Young credits much of her approach to growing up in Clinton, Louisiana, where her grandmother came out of retirement to serve as her middle school basketball coach. She emphasized to her that she had to live as a role model: “You don’t know which young girl is watching you. So you always have to put your best foot forward. Be a leader on this team.”

That was the guide to how she moves forward with a deal. She allowed lawmakers, colleagues and even the president to be human. While negotiating funding for Ukraine, she thought about visiting that country as a congressional staffer and visiting a children’s center there, where she played with the children.

When negotiations to raise the debt ceiling in 2023 failed, she worried about a growing number of Republicans who appeared to view default as an acceptable risk. But she says there is still enough of a ruling majority that understands the threat to the nation and its voters.

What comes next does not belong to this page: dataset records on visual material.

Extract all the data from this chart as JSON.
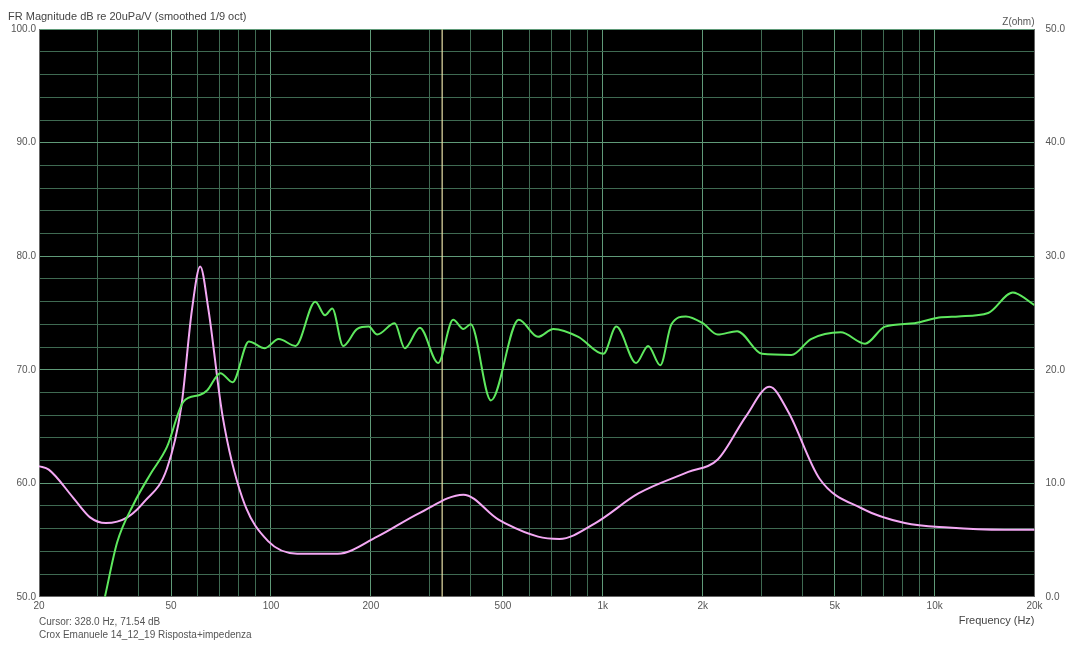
{
  "chart_data": {
    "type": "line",
    "title": "FR Magnitude dB re 20uPa/V (smoothed 1/9 oct)",
    "xlabel": "Frequency (Hz)",
    "y2label": "Z(ohm)",
    "annotations": [
      "Cursor: 328.0 Hz, 71.54 dB",
      "Crox Emanuele 14_12_19 Risposta+impedenza"
    ],
    "log": "x",
    "grid": true,
    "legend": false,
    "xlim": [
      20,
      20000
    ],
    "xticks": [
      20,
      {
        "value": 30,
        "label": null
      },
      {
        "value": 40,
        "label": null
      },
      50,
      {
        "value": 60,
        "label": null
      },
      {
        "value": 70,
        "label": null
      },
      {
        "value": 80,
        "label": null
      },
      {
        "value": 90,
        "label": null
      },
      100,
      200,
      {
        "value": 300,
        "label": null
      },
      {
        "value": 400,
        "label": null
      },
      500,
      {
        "value": 600,
        "label": null
      },
      {
        "value": 700,
        "label": null
      },
      {
        "value": 800,
        "label": null
      },
      {
        "value": 900,
        "label": null
      },
      {
        "value": 1000,
        "label": "1k"
      },
      {
        "value": 2000,
        "label": "2k"
      },
      {
        "value": 3000,
        "label": null
      },
      {
        "value": 4000,
        "label": null
      },
      {
        "value": 5000,
        "label": "5k"
      },
      {
        "value": 6000,
        "label": null
      },
      {
        "value": 7000,
        "label": null
      },
      {
        "value": 8000,
        "label": null
      },
      {
        "value": 9000,
        "label": null
      },
      {
        "value": 10000,
        "label": "10k"
      },
      {
        "value": 20000,
        "label": "20k"
      }
    ],
    "ylim": [
      50,
      100
    ],
    "yticks": [
      {
        "value": 50,
        "label": "50.0"
      },
      {
        "value": 52,
        "label": null
      },
      {
        "value": 54,
        "label": null
      },
      {
        "value": 56,
        "label": null
      },
      {
        "value": 58,
        "label": null
      },
      {
        "value": 60,
        "label": "60.0"
      },
      {
        "value": 62,
        "label": null
      },
      {
        "value": 64,
        "label": null
      },
      {
        "value": 66,
        "label": null
      },
      {
        "value": 68,
        "label": null
      },
      {
        "value": 70,
        "label": "70.0"
      },
      {
        "value": 72,
        "label": null
      },
      {
        "value": 74,
        "label": null
      },
      {
        "value": 76,
        "label": null
      },
      {
        "value": 78,
        "label": null
      },
      {
        "value": 80,
        "label": "80.0"
      },
      {
        "value": 82,
        "label": null
      },
      {
        "value": 84,
        "label": null
      },
      {
        "value": 86,
        "label": null
      },
      {
        "value": 88,
        "label": null
      },
      {
        "value": 90,
        "label": "90.0"
      },
      {
        "value": 92,
        "label": null
      },
      {
        "value": 94,
        "label": null
      },
      {
        "value": 96,
        "label": null
      },
      {
        "value": 98,
        "label": null
      },
      {
        "value": 100,
        "label": "100.0"
      }
    ],
    "y2lim": [
      0,
      50
    ],
    "y2ticks": [
      {
        "value": 0,
        "label": "0.0"
      },
      {
        "value": 10,
        "label": "10.0"
      },
      {
        "value": 20,
        "label": "20.0"
      },
      {
        "value": 30,
        "label": "30.0"
      },
      {
        "value": 40,
        "label": "40.0"
      },
      {
        "value": 50,
        "label": "50.0"
      }
    ],
    "ref_lines": [
      {
        "axis": "x",
        "value": 328,
        "color": "#e8e0a8"
      }
    ],
    "series": [
      {
        "color": "#5ee85e",
        "x": [
          31.6,
          34.4,
          38.6,
          43.3,
          48.6,
          54.5,
          61.2,
          64.3,
          70.4,
          76.6,
          85.8,
          95.8,
          105.5,
          118.6,
          136,
          145.5,
          153,
          165,
          182,
          197,
          209,
          236,
          253,
          281,
          319,
          354,
          380,
          400,
          460,
          558,
          638,
          710,
          844,
          1004,
          1098,
          1260,
          1370,
          1490,
          1610,
          1780,
          2000,
          2220,
          2540,
          3020,
          3700,
          4240,
          5210,
          6170,
          7080,
          8690,
          10300,
          11800,
          14500,
          17200,
          20000
        ],
        "values": [
          50,
          54.8,
          58.2,
          60.8,
          63.2,
          67.2,
          67.8,
          68.2,
          69.7,
          68.9,
          72.5,
          71.9,
          72.7,
          72.1,
          76.0,
          74.8,
          75.4,
          72.1,
          73.6,
          73.8,
          73.1,
          74.1,
          71.9,
          73.7,
          70.6,
          74.4,
          73.6,
          74.0,
          67.3,
          74.4,
          72.9,
          73.6,
          72.9,
          71.4,
          73.8,
          70.6,
          72.1,
          70.4,
          74.0,
          74.7,
          74.1,
          73.1,
          73.4,
          71.4,
          71.3,
          72.7,
          73.3,
          72.3,
          73.8,
          74.1,
          74.6,
          74.7,
          75.0,
          76.8,
          75.7
        ]
      },
      {
        "color": "#f4a8f4",
        "axis": "y2",
        "x": [
          20,
          21.4,
          25.4,
          28.5,
          31.8,
          36.9,
          41.6,
          48.6,
          53.7,
          57.8,
          61.2,
          64.8,
          71.5,
          82,
          98,
          120,
          159,
          209,
          281,
          380,
          485,
          638,
          740,
          950,
          1280,
          1810,
          2220,
          2700,
          3180,
          3620,
          4500,
          6020,
          8130,
          11000,
          16200,
          20000
        ],
        "values": [
          11.5,
          11.2,
          8.7,
          7.0,
          6.5,
          7.0,
          8.4,
          11.3,
          16.8,
          25.3,
          29.1,
          25.3,
          15.9,
          8.7,
          4.9,
          3.8,
          3.8,
          5.3,
          7.4,
          9.0,
          6.8,
          5.3,
          5.1,
          6.5,
          9.1,
          11.0,
          12.1,
          15.9,
          18.5,
          16.3,
          10.4,
          7.8,
          6.5,
          6.1,
          5.9,
          5.9
        ]
      }
    ]
  }
}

The talks had become a circus on Capitol Hill, with reporters following the negotiators, so she moved the negotiations to the Office of Management and Budget’s conference room with its relative privacy on the White House campus. She said she needs to get the right Republicans like McHenry in the room.

After agreeing on the top numbers, Republicans said they needed to be able to turn to their fellow lawmakers with work requirements for people receiving food assistance. Young agreed to their terms, knowing that some would lose benefits as a result.

To ultimately seal the deal, Young had to bring Biden back from a trip abroad in Asia. At their last meeting on a Friday in May, Young was confident she had a deal. But she had to fly to New Orleans to give a commencement speech at Xavier University. Her final phone calls ended at 3 a.m. and she then spent Saturday morning on the phone with Biden discussing the deal.

“I’m glad I went,” she said of the speech, but then added with a laugh, “That weekend almost killed me.”

Young, for her part, admitted that she was most nervous about presenting the deal to Democratic lawmakers because she feared they would rip her head off over the resulting compromise.

Instead, she received a standing ovation from the audience.

“I cried like a baby,” she said.

Young has a lifetime position lined up after the White House, but it has not yet been announced. She said she was excited about the idea of ​​living with just a cell phone.